Em sua decisão, a magistrada confirmou que a chapa de Bianchet foi registrada com uma série de documentos apresentados fora do prazo, com rasuras na data, entre outras irregularidades verificadas.
Determinou também que além da exclusão da Chapa 1 do pleito da Cooperzem, que a referida eleição fosse realizada apenas com os demais habilitados, ou seja, com a Chapa 2.
O jornal Regional Sul procurou na manhã desta quarta-feira (01), a juíza da Comarca para se pronunciar sobre o assunto, mas a mesma entrou em férias no mesmo dia.
O atual presidente da cooperativa, Gabriel Bianchet, também foi procurado e está em São Paulo.
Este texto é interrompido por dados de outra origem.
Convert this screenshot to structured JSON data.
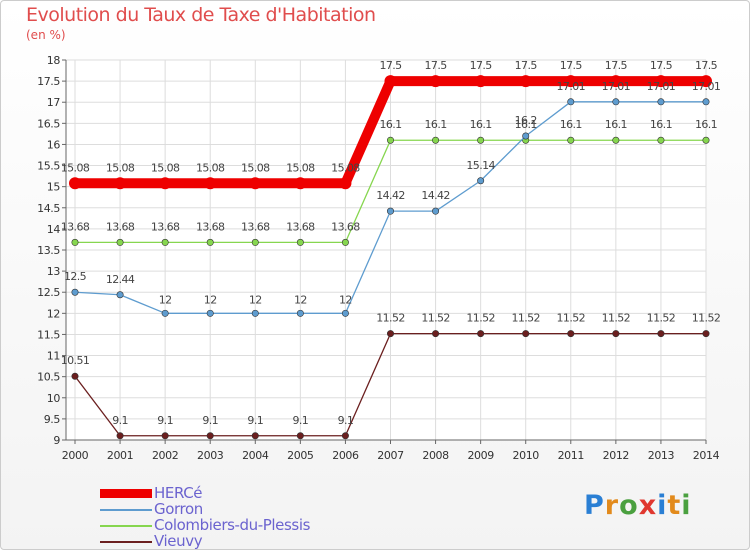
{
  "title": "Evolution du Taux de Taxe d'Habitation",
  "subtitle": "(en %)",
  "logo": {
    "text": "Proxiti",
    "letters": [
      "P",
      "r",
      "o",
      "x",
      "i",
      "t",
      "i"
    ],
    "colors": [
      "#2a7fd4",
      "#e28a1b",
      "#4aa03f",
      "#e0372f",
      "#2a7fd4",
      "#e28a1b",
      "#4aa03f"
    ]
  },
  "chart_data": {
    "type": "line",
    "title": "Evolution du Taux de Taxe d'Habitation",
    "ylabel": "(en %)",
    "xlabel": "",
    "ylim": [
      9,
      18
    ],
    "yticks": [
      "9",
      "9.5",
      "10",
      "10.5",
      "11",
      "11.5",
      "12",
      "12.5",
      "13",
      "13.5",
      "14",
      "14.5",
      "15",
      "15.5",
      "16",
      "16.5",
      "17",
      "17.5",
      "18"
    ],
    "categories": [
      "2000",
      "2001",
      "2002",
      "2003",
      "2004",
      "2005",
      "2006",
      "2007",
      "2008",
      "2009",
      "2010",
      "2011",
      "2012",
      "2013",
      "2014"
    ],
    "series": [
      {
        "name": "HERCé",
        "color": "#ee0000",
        "values": [
          15.08,
          15.08,
          15.08,
          15.08,
          15.08,
          15.08,
          15.08,
          17.5,
          17.5,
          17.5,
          17.5,
          17.5,
          17.5,
          17.5,
          17.5
        ],
        "labels": [
          "15.08",
          "15.08",
          "15.08",
          "15.08",
          "15.08",
          "15.08",
          "15.08",
          "17.5",
          "17.5",
          "17.5",
          "17.5",
          "17.5",
          "17.5",
          "17.5",
          "17.5"
        ]
      },
      {
        "name": "Gorron",
        "color": "#5e9ccf",
        "values": [
          12.5,
          12.44,
          12,
          12,
          12,
          12,
          12,
          14.42,
          14.42,
          15.14,
          16.2,
          17.01,
          17.01,
          17.01,
          17.01
        ],
        "labels": [
          "12.5",
          "12.44",
          "12",
          "12",
          "12",
          "12",
          "12",
          "14.42",
          "14.42",
          "15.14",
          "16.2",
          "17.01",
          "17.01",
          "17.01",
          "17.01"
        ]
      },
      {
        "name": "Colombiers-du-Plessis",
        "color": "#86d64f",
        "values": [
          13.68,
          13.68,
          13.68,
          13.68,
          13.68,
          13.68,
          13.68,
          16.1,
          16.1,
          16.1,
          16.1,
          16.1,
          16.1,
          16.1,
          16.1
        ],
        "labels": [
          "13.68",
          "13.68",
          "13.68",
          "13.68",
          "13.68",
          "13.68",
          "13.68",
          "16.1",
          "16.1",
          "16.1",
          "16.1",
          "16.1",
          "16.1",
          "16.1",
          "16.1"
        ]
      },
      {
        "name": "Vieuvy",
        "color": "#6b1f1f",
        "values": [
          10.51,
          9.1,
          9.1,
          9.1,
          9.1,
          9.1,
          9.1,
          11.52,
          11.52,
          11.52,
          11.52,
          11.52,
          11.52,
          11.52,
          11.52
        ],
        "labels": [
          "10.51",
          "9.1",
          "9.1",
          "9.1",
          "9.1",
          "9.1",
          "9.1",
          "11.52",
          "11.52",
          "11.52",
          "11.52",
          "11.52",
          "11.52",
          "11.52",
          "11.52"
        ]
      }
    ],
    "legend": "bottom-left",
    "grid": true
  }
}
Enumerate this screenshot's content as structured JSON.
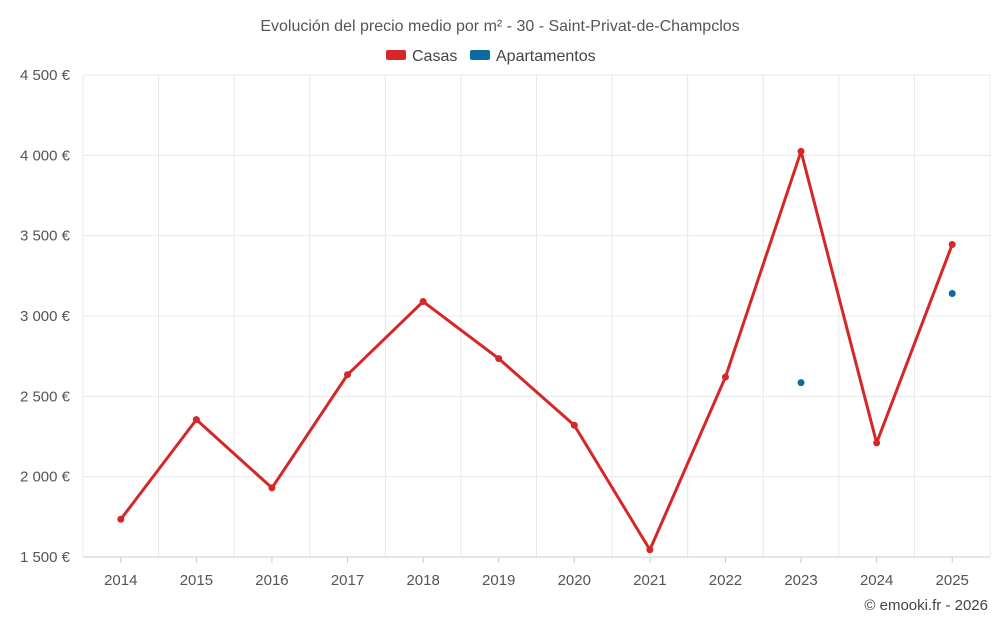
{
  "chart_data": {
    "type": "line",
    "title": "Evolución del precio medio por m² - 30 - Saint-Privat-de-Champclos",
    "categories": [
      "2014",
      "2015",
      "2016",
      "2017",
      "2018",
      "2019",
      "2020",
      "2021",
      "2022",
      "2023",
      "2024",
      "2025"
    ],
    "ylim": [
      1500,
      4500
    ],
    "yticks": [
      1500,
      2000,
      2500,
      3000,
      3500,
      4000,
      4500
    ],
    "ytick_labels": [
      "1 500 €",
      "2 000 €",
      "2 500 €",
      "3 000 €",
      "3 500 €",
      "4 000 €",
      "4 500 €"
    ],
    "grid": true,
    "legend_position": "top-center",
    "series": [
      {
        "name": "Casas",
        "color": "#d62728",
        "values": [
          1735,
          2355,
          1930,
          2635,
          3090,
          2735,
          2320,
          1545,
          2620,
          4025,
          2210,
          3445
        ]
      },
      {
        "name": "Apartamentos",
        "color": "#0a6aa1",
        "values": [
          null,
          null,
          null,
          null,
          null,
          null,
          null,
          null,
          null,
          2585,
          null,
          3140
        ]
      }
    ]
  },
  "credit": "© emooki.fr - 2026"
}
Porém, a assessoria jurídica da cooperativa informou que já estão recorrendo da sentença.
Segue a baixo na íntegra o teor do despacho da juíza:
“Ante o exposto, com base na fundamentação supra e confirmando a liminar deferida na ação principal, ainda que em efeito diverso, porquanto proferida em sede de cognição exauriente, JULGO PROCEDENTE a ação e, com fulcro no art. 269, I, do Código de Processo Civil, ANULO o deferimento da inscrição da “chapa 1” para concorrer as eleições da Cooperzém Cooperativa de Distribuição de Energia Elétrica e Cooperzém Cooperativa de Geração de Energia Elétrica e Desenvolvimento. Confirmo, outrossim, a antecipação deferida, e em face da cognição exauriente ora realizada, reduzo a sua extensão para o fim de tão-somente determinar a exclusão da “Chapa 1” do pleito, com a realização da eleição com os demais habilitados. Por fim, condeno os réus ao pagamento das despesas processuais e honorários advocatícios, estes arbitrados R$ 2.000,00 (dois mil) reais, com base no disposto no art. 20, 3, a, b e c, e 4, do CPC. Ainda, JULGO PROCEDENTE o pedido formulado na ação cautelar preparatória de exibição de documentos n. 159.10.000133-2, tornando definitiva a liminar concedida às fls. 35/36, condenando os réus ao pagamento das custas e despesas processuais, assim como dos honorários advocatícios, que fixo em R$ 1.000,00 (mil) reais, com base no disposto no art. 20, 3, a, b e c, e 4, do CPC. Publique-se. Registre-se. Intimem-se. Comunique-se, com urgência, o relator do AI n. 2010.006081-8 acerca desta sentença. Transitada em julgado, arquive-se, com as providências de praxe, cumprindo, se for o caso, o disposto nos arts. 514 e seguintes do CNCGJ.”